When the RNC is a drift RNC, the signal processor 303 for the subscriber line extension method is
-A function that receives an instruction signal from the serving RNC and responds to the setting of the wired line; and-A function that relays a control signal between the serving RNC and the wireless terminal.

The SRNS relocation method signal processing unit 304 performs processing for establishing a communication path by the SRNS relocation method under the control of the communication control unit 305. For example, the signal processing unit 304 of the SRNS relocation method
A function of generating a relocation request signal indicating that the serving RNC for a certain wireless terminal should be switched and transmitting it to the core network (CN);
-In accordance with an instruction from the core network (CN), it has a function of serving as a serving RNC for a certain wireless terminal.

  The communication control unit 305 controls the operation of each element in the RNC. The communication control unit 305 performs control of calling / receiving from / to the wireless terminal (call control), handover control between cells, reconnection control, and the like. The communication control unit 305 also manages the state of the wireless terminal, and manages the cell with which the wireless terminal is communicating, the state of outgoing / incoming calls, the state at the time of reconnection, and the like. In particular, the communication control unit 305 analyzes the reconnection request signal from the wireless terminal and determines how to perform reconnection according to a predetermined determination criterion, as will be described in the following operation description.

< 3. Operation explanation >
Hereinafter, an operation example according to an embodiment of the present invention will be described. As an example, the radio terminal 10 establishes a radio connection with the radio access devices (RAN) (radio network control devices 30 and 31 and radio base stations 20 and 21) in the cells 200 and 201 by the IMT-2000 method. It can be communicated with. For convenience of explanation, it is assumed that the radio terminal 10 has established a radio connection of an individual channel within the cell 200. Thereafter, when the radio terminal 10 enters the area of the cell 201, a subscriber line extension method handover is performed. When the radio terminal 10 is located under the RNC 30, the subscriber line extension type handover is not performed. When a subscriber line extension type handover is performed, a communication path of control signals among the core network (CN) 1, the serving RNC 30, the drift RNC 31, the radio base station (BTS) 21, and the radio terminal 10 in the cell 201 Is established (see FIG. 5). For the user traffic signal, a communication path is established among the core network (CN) 1, the drift RNC 31, the radio base station (BTS) 21, and the radio terminal 10 in the cell 201.

< 3.1 Outline of operation >
FIG. 3 is a flowchart showing an operation example according to an embodiment of the present invention. In step S1, the serving RNC 30 receives the reconnection request signal from the radio terminal 10. The radio terminal 10 measures the radio propagation status regularly or irregularly (as necessary). When the radio propagation status becomes so bad that reconnection is required, the radio terminal 10 transmits a reconnection request signal to the serving RNC 30. The quality of the radio propagation status may be determined by the signal reception level, reception quality, etc. at the radio terminal 10. The event that causes the transmission of the reconnection request signal may occur not only in the radio propagation status but also in other conditions. In any case, when the reconnection request signal is transmitted from the radio terminal 10, the serving RNC 30 receives the reconnection request signal through the radio base station 20 or the drift RNC 31.

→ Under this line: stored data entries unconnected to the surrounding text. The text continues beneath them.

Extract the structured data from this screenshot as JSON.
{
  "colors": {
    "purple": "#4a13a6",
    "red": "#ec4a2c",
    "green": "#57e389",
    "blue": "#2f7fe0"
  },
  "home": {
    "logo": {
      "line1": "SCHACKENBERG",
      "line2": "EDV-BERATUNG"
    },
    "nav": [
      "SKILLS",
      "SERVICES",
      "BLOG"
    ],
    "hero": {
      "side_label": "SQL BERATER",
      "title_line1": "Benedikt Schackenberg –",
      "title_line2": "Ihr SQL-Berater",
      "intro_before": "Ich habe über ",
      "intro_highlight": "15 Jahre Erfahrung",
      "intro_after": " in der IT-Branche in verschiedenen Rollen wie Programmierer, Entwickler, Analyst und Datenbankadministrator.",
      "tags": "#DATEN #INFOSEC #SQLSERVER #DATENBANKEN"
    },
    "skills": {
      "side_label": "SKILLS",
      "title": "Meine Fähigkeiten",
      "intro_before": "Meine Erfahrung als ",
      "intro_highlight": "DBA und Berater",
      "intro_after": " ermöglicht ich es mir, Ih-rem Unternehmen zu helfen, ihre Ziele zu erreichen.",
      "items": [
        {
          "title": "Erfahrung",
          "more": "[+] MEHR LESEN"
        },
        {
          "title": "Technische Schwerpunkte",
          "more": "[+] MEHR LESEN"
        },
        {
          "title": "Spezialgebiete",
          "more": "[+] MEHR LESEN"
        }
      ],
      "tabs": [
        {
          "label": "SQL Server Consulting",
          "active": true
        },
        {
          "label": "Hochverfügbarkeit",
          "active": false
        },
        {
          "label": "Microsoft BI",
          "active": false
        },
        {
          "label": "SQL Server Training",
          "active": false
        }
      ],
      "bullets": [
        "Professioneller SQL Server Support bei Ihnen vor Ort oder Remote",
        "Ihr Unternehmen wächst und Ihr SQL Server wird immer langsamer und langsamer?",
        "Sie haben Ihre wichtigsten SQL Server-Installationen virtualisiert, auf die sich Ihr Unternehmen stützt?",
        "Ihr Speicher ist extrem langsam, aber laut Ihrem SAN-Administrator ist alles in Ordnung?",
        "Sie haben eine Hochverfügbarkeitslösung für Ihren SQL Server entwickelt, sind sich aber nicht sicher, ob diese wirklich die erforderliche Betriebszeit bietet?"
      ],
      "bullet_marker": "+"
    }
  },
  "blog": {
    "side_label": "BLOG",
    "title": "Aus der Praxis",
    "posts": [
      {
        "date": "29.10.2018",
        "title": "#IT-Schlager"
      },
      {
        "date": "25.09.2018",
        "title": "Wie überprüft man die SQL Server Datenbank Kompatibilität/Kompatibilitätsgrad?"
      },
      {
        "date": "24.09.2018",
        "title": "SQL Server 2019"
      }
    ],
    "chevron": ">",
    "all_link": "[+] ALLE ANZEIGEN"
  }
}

  In step S2, the serving RNC 30 analyzes the reconnection request signal. The serving RNC determines whether or not the destination terminal 10 that has transmitted the reconnection request signal is located in an area under the serving RNC 30. As the discrimination method, any appropriate method known in the art may be used. For example, when the first node receives a signal and transfers it to the second node, the first node transfers the signal with its own identification information (ID). In this case, if the reconnection request signal arrives from the radio base station 20, the ID of the radio base station 20 is attached to the reconnection request signal. If the reconnection request signal arrives from the drift RNC 31, the ID of the drift RNC 31 is attached to the reconnection request signal. The serving RNC 30 can determine the area where the wireless terminal 10 is located by checking the transfer source of the transferred reconnection request signal.

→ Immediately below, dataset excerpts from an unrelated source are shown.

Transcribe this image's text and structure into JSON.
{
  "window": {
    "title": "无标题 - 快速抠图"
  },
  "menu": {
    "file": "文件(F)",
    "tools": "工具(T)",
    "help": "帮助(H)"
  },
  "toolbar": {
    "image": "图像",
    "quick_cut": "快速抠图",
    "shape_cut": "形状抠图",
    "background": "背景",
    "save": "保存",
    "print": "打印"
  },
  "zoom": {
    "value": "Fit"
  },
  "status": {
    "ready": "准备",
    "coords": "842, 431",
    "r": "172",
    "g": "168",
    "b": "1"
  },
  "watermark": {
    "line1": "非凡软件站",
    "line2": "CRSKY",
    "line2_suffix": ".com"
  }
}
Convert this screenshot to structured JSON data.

  If the wireless terminal 10 is located in a region other than the region under the serving RNC 30, the flow proceeds to step S3. Otherwise, that is, if the radio terminal 10 is located in an area under the serving RNC 30, the flow proceeds to step S4.

  In order to simplify the explanation, in step S2, it is determined whether or not the area where the unattended terminal 10 is located is an area under the serving RNC 30, but this is not essential. As described above, one switch has one or more RNCs, and another switch also has one or more other RNCs. In step S2, it may be determined whether or not the area where the unattended terminal 10 is located is an area under the control of a certain exchange. This is advantageous when the RNCs belonging to the same exchange can exchange control signals relatively quickly. More generally, it may be determined whether or not the area where the unattended terminal 10 is located is any predetermined area.

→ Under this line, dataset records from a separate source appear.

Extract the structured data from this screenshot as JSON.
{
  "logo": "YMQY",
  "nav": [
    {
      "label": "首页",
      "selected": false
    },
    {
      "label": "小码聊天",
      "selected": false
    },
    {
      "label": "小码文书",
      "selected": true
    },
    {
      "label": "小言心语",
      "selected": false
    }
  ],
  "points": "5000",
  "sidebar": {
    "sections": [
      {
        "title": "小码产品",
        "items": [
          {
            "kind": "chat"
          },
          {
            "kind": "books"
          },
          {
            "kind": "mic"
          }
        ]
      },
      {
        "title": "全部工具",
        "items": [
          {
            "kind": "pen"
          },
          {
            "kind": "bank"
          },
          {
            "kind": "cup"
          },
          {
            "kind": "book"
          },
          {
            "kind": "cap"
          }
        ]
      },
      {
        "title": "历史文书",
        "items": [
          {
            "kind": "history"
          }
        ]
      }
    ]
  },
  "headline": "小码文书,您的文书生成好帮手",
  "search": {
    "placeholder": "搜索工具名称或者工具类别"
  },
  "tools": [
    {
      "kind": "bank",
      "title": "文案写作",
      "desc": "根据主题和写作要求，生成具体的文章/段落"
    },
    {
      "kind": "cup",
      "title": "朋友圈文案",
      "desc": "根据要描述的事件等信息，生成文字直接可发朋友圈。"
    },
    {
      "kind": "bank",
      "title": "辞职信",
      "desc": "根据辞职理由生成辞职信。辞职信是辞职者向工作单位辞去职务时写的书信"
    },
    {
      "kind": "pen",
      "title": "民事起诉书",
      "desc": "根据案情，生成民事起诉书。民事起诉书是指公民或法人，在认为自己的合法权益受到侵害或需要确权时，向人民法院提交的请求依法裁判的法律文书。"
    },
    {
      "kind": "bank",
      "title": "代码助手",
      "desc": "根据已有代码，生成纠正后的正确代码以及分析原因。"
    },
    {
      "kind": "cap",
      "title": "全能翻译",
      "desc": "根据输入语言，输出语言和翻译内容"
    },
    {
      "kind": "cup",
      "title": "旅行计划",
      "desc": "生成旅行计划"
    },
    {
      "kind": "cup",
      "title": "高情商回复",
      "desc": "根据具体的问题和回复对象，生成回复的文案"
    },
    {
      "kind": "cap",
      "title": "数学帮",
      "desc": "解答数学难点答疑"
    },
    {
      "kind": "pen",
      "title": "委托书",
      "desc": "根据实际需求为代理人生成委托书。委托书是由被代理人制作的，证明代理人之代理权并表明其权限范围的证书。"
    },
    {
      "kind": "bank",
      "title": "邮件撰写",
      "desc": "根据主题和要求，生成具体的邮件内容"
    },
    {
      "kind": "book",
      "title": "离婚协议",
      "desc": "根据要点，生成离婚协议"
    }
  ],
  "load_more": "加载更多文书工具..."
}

  In step S3, the serving RNC 30 determines whether or not the handover by the subscriber line extension method has failed. In the case of the current example, when reaching step S3, the wireless terminal 10 is located under the drift RNC 30. Therefore, if the communication state is good, handover by the subscriber line extension method should be performed. If the subscriber line extension type handover has not failed, the flow proceeds to step S4, and if it has failed, the flow proceeds to step S5.

  When the flow proceeds from step S3 to S5 in FIG. 3, the subscriber line extension type handover has failed. This means that the dedicated control channel has failed to establish a communication path between the RNC 30, 31, the BTS 21, and the UE 10. In this case, the reconnection request signal from the radio terminal (UE) 10 is transmitted not on the dedicated control channel but on the common control channel. When the communication path for the dedicated control channel is established, the reconnection request signal may be transmitted on the dedicated control channel or on the common channel.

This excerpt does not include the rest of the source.